Solving for y: Why/How do y and e^x switch places?

[CINA]

Homework Statement

Doing a DE and need to solve for y, just wondering about this particular case.

Homework Equations

ln ((2y-1)/(y-1)) = x for y

The Attempt at a Solution

Wolfram says the result is: http://www.wolframalpha.com/input/?i=solve+ln+((2y-1)/(y-1))+=+x+for+y"

How/why did the y and e^x switch places? I know the first step is to exponentiate to get rid of the ln yielding (2y-1)/(y-1) = e^x, but why the heck would you just switch the y's with the e^x after that?
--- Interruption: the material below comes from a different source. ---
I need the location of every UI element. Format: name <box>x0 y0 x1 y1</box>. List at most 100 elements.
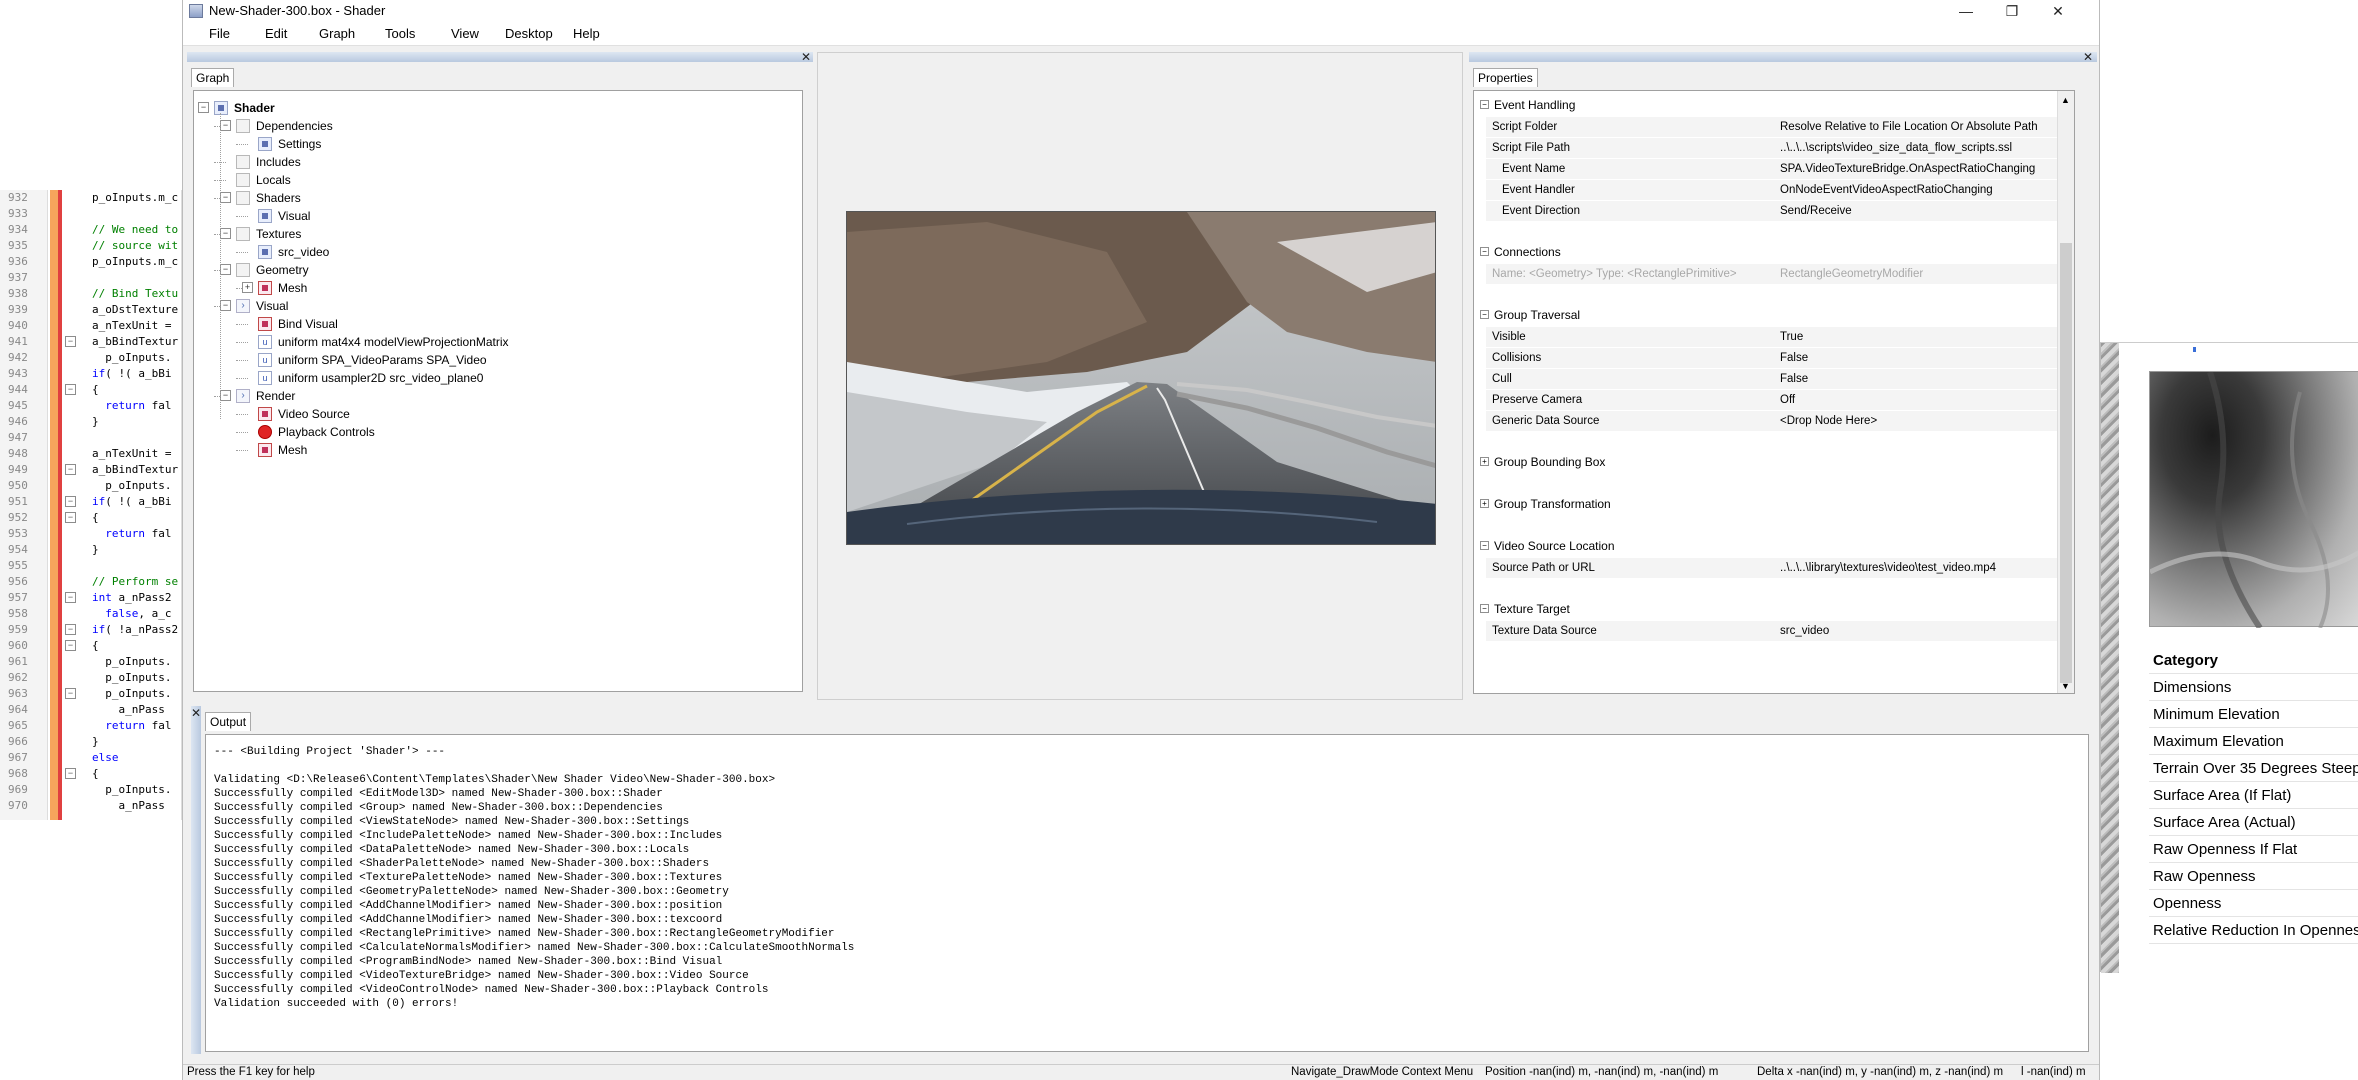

Is it because the graph has symmetry over the y=x line? That's all I can figure. If that is the case, how can you tell this is true offhand?

http://www.wolframalpha.com/input/?i=graph+y+=+(e^x-1)/(e^x-2)"

http://www.wolframalpha.com/input/?i=graph+(2y-1)/(y-1)+=+e^x"

Thanks!

 

[Willian93]

so what exactly is the equation? i don't get what you are trying to say. is this about Inverse Function or Logarithm?(log and ln?)

 

[CINA]

The equation is in terms of x, I want it in terms of y. I want y = " ". Wolfram did this for me, but I'm wondering HOW it did it. It switched the y's with the e^x, and it looks like it came out right, what method/identity did it use to achieve this?

 

[hgfalling]

It's just algebra, multiply both sides by y-1, gather like terms, factor out the y, etc.